Entre lo pocos méritos que reclamo en este papel de entrevistador es el no haber merecido jamás una carta de rectificación. Como tampoco señalado por haber manipulado, tergiversado o mal transcrito una entrevista. El colega Carlos Domínguez, aquí presente, fue testigo de excepción cómo me trató una vez Pedro Beltrán con mucha dureza, con «ajos y cebollas», con mucho desprecio ideológico. Y más tarde se comprobó que esa entrevista salió así con todos sus desagradables ingredientes. Son, pues, los avatares de un entrevistador.
Si se tratara de comparar, por ejemplo, a Barbara Brookes, que es la mejor entrevistadora de la prensa norteamericana en la televisión, y a Oriana Fallaci, les diré que prefiero por su honestidad a la primera, pues está comprobado que la Fallaci tergiversa, mejora sus preguntas y en muchos casos fabula. Tanto así que ha sido rectificada por el ayatolá Khomeini, por Gaddafi, por Kissinger. Y nada menos que la mitad de sus entrevistados han denunciado a posteriori manipulación en la transcripción, como resultado de lo que llamamos «tentación diabólica».
No quiero ser despectivo ni mucho menos, pero sinceramente me siento mal cuando los jóvenes egresados de la escuela de Periodismo vienen hasta mí buscando trabajo, para hacer práctica, en fin. Me doy cuenta de lo empobrecedor que ha resultado su paso por ese centro de estudios. Y me alarma que los programas académicos de periodismo sean tan banales.
Alguna vez «El Cachorro» Seoane dijo algo que es una gran verdad: el periodista es un especialista en generalidades.
El periodismo, para mí, es una especie de sucursal menor, pero sucursal del humanismo. No concibo ni admito un periodista que no tenga un sistemático apetito cultural, una cierta voracidad por la cultura. Tampoco un periodista que no ame el buen teatro, el buen cine, que no lea de vez en cuando una bella novela, que no tenga cierto contacto con la poesía. Pienso que eso es fundamental.
Una vez en la universidad, hace un par de años, un muchacho me preguntó: «¿Qué nos aconsejaría a nosotros?». Y solo se me ocurrió contestarle: «¡Lean!». Es increíble que esto tenga que plantearse como una invocación. Lo que ocurre, hablando claro, es que hay una gran carencia de formación en el gremio, con las excepciones del caso desde luego. Sostengo que es básico poseer múltiples inquietudes culturales, y tiempo suficiente para informarse y apreciar lo bello.
Esto no es arbitrario, no es decadente capricho de aprendiz de intelectual. Pienso que quien no ama lo bello no puede amar lo justo. No pretendo ser sectario, pero sí debo decir lo que pienso. Quien no puede disfrutar a Vivaldi no se conmoverá ante un minero de Cata Acarí en huelga de hambre. Tengo la más absoluta y firme convicción alrededor de esto. Y me alarma la pauperización que han sufrido las universidades en los últimos tiempos. Ese mito de creer o hacerle creer al estudiante de periodismo que el periodismo es una especie de ingeniería.

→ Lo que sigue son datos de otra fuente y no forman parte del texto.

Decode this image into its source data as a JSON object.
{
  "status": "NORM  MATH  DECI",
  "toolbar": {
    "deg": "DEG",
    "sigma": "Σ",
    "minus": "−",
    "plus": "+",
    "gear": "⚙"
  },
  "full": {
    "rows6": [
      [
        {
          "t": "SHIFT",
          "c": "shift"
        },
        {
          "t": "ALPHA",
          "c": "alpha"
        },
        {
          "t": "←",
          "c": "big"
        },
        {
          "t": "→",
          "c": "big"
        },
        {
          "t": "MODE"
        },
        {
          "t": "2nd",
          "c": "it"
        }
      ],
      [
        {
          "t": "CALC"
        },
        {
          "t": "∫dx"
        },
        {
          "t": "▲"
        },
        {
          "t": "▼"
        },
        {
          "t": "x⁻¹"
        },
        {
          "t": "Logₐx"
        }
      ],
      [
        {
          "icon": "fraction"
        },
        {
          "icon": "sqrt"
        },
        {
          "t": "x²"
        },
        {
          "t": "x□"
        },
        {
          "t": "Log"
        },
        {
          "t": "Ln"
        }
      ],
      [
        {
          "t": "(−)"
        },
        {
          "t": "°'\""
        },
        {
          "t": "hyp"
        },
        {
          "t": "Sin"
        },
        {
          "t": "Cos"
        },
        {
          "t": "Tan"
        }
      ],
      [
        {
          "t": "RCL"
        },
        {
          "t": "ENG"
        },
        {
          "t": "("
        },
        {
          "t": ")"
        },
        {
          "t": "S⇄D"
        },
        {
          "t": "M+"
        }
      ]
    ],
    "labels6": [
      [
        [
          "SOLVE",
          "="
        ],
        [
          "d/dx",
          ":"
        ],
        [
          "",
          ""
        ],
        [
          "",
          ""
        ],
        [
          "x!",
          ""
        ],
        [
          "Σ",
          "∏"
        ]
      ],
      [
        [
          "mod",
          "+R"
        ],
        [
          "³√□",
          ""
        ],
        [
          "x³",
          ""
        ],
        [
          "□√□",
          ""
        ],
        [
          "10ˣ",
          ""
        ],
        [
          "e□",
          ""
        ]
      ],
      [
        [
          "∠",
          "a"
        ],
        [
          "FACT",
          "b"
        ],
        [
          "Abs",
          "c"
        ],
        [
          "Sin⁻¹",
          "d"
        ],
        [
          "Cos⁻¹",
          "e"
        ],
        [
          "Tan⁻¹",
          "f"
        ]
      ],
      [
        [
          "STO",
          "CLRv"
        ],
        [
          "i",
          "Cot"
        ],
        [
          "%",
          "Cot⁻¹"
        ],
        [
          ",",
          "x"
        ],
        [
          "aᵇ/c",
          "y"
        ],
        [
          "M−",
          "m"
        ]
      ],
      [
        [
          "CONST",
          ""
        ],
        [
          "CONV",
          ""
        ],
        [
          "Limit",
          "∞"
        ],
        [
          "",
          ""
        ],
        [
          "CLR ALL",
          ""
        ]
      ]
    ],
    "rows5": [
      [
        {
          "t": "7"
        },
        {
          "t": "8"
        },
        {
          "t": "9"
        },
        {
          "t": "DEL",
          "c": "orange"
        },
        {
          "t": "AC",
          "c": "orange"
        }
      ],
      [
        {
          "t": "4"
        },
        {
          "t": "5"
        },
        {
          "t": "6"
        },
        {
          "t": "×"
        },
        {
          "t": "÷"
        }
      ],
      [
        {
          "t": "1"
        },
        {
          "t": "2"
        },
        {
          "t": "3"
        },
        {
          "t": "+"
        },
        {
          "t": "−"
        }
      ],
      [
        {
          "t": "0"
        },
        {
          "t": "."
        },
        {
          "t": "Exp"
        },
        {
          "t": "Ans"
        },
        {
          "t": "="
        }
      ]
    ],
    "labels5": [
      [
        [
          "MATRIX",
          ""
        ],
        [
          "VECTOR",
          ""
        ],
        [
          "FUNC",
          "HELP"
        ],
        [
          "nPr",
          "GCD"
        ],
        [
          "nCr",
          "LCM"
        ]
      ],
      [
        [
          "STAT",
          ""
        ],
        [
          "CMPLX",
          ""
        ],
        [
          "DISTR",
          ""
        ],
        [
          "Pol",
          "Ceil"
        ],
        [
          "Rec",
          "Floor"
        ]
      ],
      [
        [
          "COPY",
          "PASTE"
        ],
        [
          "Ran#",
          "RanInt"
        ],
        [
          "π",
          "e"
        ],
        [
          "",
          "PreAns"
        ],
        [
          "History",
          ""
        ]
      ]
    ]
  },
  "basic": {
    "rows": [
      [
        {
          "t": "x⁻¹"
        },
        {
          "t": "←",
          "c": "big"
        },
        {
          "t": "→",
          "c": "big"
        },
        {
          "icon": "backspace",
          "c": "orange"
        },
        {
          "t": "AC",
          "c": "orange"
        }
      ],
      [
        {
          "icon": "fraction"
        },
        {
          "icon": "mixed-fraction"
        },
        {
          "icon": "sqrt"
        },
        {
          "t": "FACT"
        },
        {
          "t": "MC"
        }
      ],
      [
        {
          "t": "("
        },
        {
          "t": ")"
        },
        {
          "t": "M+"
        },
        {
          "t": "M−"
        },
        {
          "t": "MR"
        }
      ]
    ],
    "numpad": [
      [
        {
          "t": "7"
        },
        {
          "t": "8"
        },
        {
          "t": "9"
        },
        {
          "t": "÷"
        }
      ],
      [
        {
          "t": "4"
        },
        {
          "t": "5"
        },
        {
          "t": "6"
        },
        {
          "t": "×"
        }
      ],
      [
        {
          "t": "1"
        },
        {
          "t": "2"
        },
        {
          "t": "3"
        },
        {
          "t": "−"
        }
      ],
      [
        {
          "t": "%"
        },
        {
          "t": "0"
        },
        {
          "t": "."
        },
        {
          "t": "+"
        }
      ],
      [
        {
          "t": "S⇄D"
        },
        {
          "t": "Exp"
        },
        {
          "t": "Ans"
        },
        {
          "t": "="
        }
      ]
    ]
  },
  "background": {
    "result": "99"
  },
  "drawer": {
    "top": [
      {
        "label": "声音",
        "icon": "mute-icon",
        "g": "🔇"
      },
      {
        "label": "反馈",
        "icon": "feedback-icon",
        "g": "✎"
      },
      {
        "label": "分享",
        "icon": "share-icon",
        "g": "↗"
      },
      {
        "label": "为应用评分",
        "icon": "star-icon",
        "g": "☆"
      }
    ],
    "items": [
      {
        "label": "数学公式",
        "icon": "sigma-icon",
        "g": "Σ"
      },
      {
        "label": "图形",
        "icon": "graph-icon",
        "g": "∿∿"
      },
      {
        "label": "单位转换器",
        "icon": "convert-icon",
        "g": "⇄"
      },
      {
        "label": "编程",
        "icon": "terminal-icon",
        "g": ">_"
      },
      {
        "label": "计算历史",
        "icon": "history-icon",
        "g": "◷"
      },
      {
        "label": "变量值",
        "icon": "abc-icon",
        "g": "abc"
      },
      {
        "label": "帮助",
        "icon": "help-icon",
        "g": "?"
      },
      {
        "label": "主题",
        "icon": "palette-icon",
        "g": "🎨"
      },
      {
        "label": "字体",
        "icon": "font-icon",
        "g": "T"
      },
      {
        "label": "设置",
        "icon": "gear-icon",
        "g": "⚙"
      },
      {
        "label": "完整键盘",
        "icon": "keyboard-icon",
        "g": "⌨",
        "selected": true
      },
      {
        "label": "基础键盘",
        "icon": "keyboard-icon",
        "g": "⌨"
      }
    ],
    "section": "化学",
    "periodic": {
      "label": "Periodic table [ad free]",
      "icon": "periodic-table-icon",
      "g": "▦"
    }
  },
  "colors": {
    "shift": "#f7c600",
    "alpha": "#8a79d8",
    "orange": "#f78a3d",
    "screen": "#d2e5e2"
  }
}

El diagramado, que en nuestro medio se confunde con el mero pauteo, es decir, con el acomodo chato de la tipografía y el material fotográfico, lo considero y es un arte. Por eso no entiendo cómo puede diagramar una persona que no tenga relación con las artes plásticas, que no sepa apreciar la pintura.
La fotografía también es un arte, fundamentalmente un arte. Los fotógrafos no son notarios de la realidad, sino recreadores casi fundadores de la realidad. Sin embargo, en el medio tenemos que decir que los fotógrafos suelen ser, con las excepciones públicas y notorias del caso, unos apéndices de sus propias cámaras fotográficas. Las máquinas los gobiernan y eso es simplemente absurdo. ¿Por qué? Porque no tienen una formación, no tienen generalmente un trato humanista con la profesión.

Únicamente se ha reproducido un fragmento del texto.